Sans parler de la question de la natalité comme vecteur quantitatif de croissance, longtemps négligée mais qui redevient un sujet économique, et sur lequel l’UE n’a quasiment aucune influence. Sur le plan qualitatif, la faiblesse de la croissance s’explique aussi par la baisse de la qualité du travail, c’est-à-dire la baisse de la productivité du travail.
A cet égard, beaucoup d’économistes s’inquiètent depuis quelques mois d’une singularité française : alors que longtemps la productivité du travail a été très élevée, la France a connu entre 2019 et la mi-2023 un décrochage de 3,8 % de sa productivité horaire du travail qui la singularise et dont les causes sont débattues.

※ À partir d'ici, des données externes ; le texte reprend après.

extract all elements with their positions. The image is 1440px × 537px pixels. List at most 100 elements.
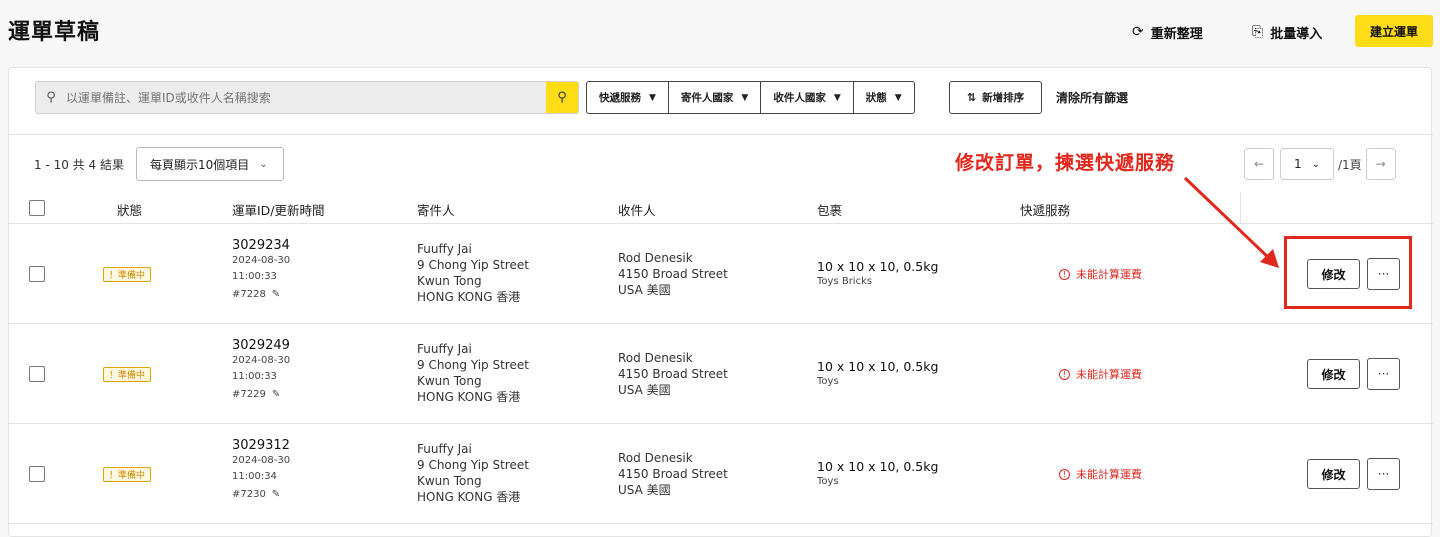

Parmi elles figure dans une proportion forte, dont l’on prend à peine conscience, la dégradation de la formation initiale (école et université). Ce sont, là encore, des domaines dans lesquels l’UE n’intervient pas.
De la responsabilité des Etats membres
Les écarts de performance entre des pays qui appliquent les mêmes règles communautaires sont la preuve éclatante que ce ne sont pas ces règles qui sont en cause. En 2004, le PIB par habitant de l’Espagne était 30% supérieur à celui de la République tchèque. En 2022, le PIB par habitant tchèque est près de 5% supérieur à celui de l’Espagne (41 667 euros contre 39 834 euros). Pourquoi ?
Certes, parce que l’économie tchèque a bénéficié d’effets de rattrapage et de fonds européens. Mais plus encore parce que les politiques économiques nationales tchèque et espagnole ont divergé, sans que l’UE en soit responsable. De la même manière, le Brexit, malgré les difficultés constatées, ne s’est pas traduit par un effondrement du PIB britannique.
Comprenons-nous bien : l’action économique de l’UE (politique monétaire, commerce, concurrence, marché, énergie, etc.) n’est pas sans impact sur la croissance de ses pays membres, et ses politiques doivent être améliorées. Mais pour autant, si l’on considère que la croissance du PIB et du PIB par habitant est une priorité, ce sont surtout les politiques économiques des Etats membres qui doivent être améliorées.